Michael S. Bednar, MD; Julie C. Woodside, MD


J Am Acad Orthop Surg. 2018;26(16):e333-e341. 

In This Article

Treatment Principles

When considering any surgery on the limb of a patient with a cervical spinal cord injury, Moberg[11] discussed the importance of maintaining a supple hand for human contact, transfers, and wheelchair mobility and using reversible procedures that do not impair function.

Early treatment begins with inpatient rehabilitation to maintain passive range of motion, prevent injury/overstretch of the thumb, increase functional use of hands, and maximize wrist and elbow strength and finger tenodesis. It is important to prevent development of destructive patterns that would lead to tendon and ligament incompetence. Intermittent splinting provides functional hand position for natural tenodesis and the prevention of contractures. The final part of early treatment is to educate patients and their families on surgical alternatives to increase upper extremity function.

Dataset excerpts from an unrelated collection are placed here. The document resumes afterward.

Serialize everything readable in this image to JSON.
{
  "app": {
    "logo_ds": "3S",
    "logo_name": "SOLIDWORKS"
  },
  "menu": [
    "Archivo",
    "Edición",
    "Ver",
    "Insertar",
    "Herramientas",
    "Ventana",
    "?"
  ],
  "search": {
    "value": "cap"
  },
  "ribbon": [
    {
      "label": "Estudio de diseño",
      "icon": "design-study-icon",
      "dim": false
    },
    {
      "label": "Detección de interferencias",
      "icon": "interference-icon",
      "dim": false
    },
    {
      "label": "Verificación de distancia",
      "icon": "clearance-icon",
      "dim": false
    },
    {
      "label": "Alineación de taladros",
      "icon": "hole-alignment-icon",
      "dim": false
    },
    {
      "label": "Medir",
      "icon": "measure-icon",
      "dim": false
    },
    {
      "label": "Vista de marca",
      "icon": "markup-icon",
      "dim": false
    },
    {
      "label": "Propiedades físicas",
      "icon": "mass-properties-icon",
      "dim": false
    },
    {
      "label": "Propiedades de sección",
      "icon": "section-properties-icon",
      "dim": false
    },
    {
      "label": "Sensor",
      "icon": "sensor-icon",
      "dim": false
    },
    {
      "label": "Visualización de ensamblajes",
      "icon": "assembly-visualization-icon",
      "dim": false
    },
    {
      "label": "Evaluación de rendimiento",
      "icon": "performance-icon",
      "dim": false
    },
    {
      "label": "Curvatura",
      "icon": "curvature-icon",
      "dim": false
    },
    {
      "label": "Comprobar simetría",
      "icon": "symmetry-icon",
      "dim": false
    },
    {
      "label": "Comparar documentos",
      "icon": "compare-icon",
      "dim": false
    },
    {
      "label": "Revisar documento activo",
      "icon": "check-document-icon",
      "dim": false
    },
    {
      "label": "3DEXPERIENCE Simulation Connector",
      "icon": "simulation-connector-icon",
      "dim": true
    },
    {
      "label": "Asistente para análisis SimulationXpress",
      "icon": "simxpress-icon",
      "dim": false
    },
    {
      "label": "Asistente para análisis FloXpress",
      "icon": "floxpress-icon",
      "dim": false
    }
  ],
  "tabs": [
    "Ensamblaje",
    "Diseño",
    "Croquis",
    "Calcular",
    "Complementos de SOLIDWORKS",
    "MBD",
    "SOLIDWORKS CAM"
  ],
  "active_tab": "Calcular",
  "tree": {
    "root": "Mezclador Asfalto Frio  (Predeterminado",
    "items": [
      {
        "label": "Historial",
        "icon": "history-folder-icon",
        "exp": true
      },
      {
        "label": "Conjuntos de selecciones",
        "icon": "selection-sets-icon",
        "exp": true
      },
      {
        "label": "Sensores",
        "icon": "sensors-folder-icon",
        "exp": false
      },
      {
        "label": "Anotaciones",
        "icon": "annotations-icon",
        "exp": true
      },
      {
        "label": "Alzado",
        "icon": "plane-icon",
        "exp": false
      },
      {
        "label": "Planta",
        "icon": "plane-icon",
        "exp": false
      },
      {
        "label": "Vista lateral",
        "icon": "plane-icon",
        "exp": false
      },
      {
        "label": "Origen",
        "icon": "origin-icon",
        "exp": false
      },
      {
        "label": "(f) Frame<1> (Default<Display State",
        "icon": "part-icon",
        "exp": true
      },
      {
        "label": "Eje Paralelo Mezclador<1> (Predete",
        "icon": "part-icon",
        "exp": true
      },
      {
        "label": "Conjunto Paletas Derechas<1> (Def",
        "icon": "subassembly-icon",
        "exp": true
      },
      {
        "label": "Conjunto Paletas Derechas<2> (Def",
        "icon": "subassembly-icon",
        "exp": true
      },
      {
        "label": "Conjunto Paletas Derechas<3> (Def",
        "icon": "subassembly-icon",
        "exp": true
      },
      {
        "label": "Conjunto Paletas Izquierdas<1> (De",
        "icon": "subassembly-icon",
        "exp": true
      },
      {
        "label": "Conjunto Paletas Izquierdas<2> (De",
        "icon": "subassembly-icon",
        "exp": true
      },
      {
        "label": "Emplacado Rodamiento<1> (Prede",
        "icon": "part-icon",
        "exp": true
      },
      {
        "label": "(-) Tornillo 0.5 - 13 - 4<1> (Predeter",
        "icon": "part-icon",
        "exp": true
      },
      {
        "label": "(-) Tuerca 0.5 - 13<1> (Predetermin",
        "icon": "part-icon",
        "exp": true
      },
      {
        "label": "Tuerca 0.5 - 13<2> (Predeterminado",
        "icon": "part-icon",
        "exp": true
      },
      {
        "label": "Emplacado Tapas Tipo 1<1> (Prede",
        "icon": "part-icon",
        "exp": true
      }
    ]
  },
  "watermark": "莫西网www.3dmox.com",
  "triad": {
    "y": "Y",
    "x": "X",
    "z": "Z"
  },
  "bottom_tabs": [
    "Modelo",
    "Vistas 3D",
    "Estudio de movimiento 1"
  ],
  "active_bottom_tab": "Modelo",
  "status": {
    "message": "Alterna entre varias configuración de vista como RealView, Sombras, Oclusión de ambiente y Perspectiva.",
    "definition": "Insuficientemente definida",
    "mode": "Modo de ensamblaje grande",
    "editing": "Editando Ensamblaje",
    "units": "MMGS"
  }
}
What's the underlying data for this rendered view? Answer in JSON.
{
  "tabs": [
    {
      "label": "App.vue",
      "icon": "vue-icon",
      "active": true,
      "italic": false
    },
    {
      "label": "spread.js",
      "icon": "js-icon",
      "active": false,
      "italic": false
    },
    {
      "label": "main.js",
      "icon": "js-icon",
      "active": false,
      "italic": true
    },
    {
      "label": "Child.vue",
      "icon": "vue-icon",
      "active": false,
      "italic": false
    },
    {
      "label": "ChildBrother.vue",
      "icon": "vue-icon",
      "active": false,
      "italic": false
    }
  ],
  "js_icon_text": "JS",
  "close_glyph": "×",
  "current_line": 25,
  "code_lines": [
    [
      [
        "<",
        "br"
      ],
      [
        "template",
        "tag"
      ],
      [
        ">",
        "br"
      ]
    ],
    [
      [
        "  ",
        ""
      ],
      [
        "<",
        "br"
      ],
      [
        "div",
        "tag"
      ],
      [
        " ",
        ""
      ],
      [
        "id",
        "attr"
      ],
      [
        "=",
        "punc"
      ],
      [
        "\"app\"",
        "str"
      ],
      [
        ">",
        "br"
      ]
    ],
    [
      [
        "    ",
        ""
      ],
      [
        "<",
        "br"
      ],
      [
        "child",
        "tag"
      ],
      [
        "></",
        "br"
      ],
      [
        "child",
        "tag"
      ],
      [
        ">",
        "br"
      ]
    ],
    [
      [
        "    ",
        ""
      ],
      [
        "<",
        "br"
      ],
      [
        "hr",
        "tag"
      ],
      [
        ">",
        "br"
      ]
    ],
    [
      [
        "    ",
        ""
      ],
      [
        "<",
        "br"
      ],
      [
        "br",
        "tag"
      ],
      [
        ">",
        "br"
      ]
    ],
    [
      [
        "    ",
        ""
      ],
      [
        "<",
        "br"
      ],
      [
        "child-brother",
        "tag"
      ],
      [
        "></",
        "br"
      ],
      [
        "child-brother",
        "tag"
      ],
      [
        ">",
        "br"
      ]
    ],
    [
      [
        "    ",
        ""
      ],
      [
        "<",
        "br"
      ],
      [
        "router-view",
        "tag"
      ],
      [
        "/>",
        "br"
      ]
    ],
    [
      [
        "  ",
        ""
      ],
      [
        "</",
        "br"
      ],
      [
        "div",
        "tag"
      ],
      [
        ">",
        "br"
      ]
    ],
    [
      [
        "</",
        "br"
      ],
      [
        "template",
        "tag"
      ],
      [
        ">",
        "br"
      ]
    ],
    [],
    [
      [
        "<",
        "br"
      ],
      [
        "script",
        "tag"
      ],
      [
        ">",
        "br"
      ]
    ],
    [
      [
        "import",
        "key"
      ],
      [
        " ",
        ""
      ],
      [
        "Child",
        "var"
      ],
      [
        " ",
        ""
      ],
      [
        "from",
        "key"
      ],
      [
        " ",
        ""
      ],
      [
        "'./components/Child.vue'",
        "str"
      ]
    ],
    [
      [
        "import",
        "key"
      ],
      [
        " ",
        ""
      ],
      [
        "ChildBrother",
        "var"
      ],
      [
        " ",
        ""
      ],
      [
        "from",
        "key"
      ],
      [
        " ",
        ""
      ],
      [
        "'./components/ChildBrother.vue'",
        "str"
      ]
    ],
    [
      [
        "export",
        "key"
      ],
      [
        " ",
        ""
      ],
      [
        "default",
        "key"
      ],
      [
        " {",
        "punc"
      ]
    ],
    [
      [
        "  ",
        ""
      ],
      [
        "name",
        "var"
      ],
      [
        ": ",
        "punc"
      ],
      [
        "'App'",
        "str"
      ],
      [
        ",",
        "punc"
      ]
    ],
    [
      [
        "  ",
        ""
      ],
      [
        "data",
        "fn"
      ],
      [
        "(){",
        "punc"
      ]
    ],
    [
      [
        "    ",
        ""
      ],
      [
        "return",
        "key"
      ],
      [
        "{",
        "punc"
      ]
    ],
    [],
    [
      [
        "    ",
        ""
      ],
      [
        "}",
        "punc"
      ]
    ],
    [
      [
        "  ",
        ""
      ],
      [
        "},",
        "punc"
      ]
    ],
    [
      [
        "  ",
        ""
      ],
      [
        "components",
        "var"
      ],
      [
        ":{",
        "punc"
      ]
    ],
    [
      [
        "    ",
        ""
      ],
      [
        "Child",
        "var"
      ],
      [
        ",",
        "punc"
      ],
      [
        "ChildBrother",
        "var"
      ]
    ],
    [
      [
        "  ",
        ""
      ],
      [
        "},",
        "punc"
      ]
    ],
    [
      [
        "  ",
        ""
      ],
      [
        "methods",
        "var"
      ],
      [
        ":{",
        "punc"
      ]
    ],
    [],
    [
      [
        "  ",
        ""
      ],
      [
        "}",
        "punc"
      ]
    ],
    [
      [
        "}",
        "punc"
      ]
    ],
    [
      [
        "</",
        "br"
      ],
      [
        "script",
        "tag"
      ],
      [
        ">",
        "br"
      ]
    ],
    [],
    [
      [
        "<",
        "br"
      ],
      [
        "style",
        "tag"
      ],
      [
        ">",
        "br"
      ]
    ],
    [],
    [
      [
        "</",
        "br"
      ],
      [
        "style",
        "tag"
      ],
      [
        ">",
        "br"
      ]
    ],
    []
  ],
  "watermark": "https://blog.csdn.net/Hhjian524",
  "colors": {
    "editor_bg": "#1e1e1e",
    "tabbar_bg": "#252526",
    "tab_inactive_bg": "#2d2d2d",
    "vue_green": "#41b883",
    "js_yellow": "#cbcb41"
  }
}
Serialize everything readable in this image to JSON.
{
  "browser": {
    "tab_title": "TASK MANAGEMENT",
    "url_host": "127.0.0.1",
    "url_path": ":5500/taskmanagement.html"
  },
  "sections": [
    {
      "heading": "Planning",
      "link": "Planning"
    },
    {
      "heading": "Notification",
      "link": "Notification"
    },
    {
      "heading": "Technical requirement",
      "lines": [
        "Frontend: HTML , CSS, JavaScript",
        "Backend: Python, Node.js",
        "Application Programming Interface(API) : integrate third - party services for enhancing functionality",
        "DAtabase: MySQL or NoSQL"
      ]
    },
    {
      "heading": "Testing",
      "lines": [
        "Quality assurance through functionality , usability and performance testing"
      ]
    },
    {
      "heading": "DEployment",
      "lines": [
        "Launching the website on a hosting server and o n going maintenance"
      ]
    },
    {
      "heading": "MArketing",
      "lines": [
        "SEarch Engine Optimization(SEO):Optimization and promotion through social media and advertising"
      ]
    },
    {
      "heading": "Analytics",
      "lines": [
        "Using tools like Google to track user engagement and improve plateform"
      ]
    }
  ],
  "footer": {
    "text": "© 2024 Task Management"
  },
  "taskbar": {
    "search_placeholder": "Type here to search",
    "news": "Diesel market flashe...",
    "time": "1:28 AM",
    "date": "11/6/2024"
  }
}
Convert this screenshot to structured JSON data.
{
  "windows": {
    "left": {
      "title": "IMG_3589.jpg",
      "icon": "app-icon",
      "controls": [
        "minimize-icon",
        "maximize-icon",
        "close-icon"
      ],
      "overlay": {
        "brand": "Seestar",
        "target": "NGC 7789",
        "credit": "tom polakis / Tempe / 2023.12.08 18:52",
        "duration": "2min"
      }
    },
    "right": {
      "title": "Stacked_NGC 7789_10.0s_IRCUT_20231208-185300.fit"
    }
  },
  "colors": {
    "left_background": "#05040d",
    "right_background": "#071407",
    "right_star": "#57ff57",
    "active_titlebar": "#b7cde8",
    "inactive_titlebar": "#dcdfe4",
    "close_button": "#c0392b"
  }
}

Patients should be evaluated early to determine their ICSHT class, which will aid in treatment decision making. A good surgical candidate has functional goals, is motivated, understands the benefits and limitations of surgery, demonstrates emotional and psychological stability/adjustment to disability, and is committed to the postoperative rehabilitation process. Surgical candidates have an injury at one of the cervical spine levels (C5-8) and should have an ICSHT class 1 or better. Patients are ideally evaluated by a multidisciplinary team, which consists of a physiatrist, spinal cord therapist, hand therapist, social worker, and surgeon. When the team decides that a patient is a good candidate, surgical options and postoperative therapy are discussed with the patient and family. The timing of surgery is a balance between stabilization of the patient's neurologic, emotional, and social recovery from his or her spinal cord injury and undergoing surgery, which will decrease a patient's independence during the rehabilitation process. In the United States, surgery is usually delayed for about a year after injury.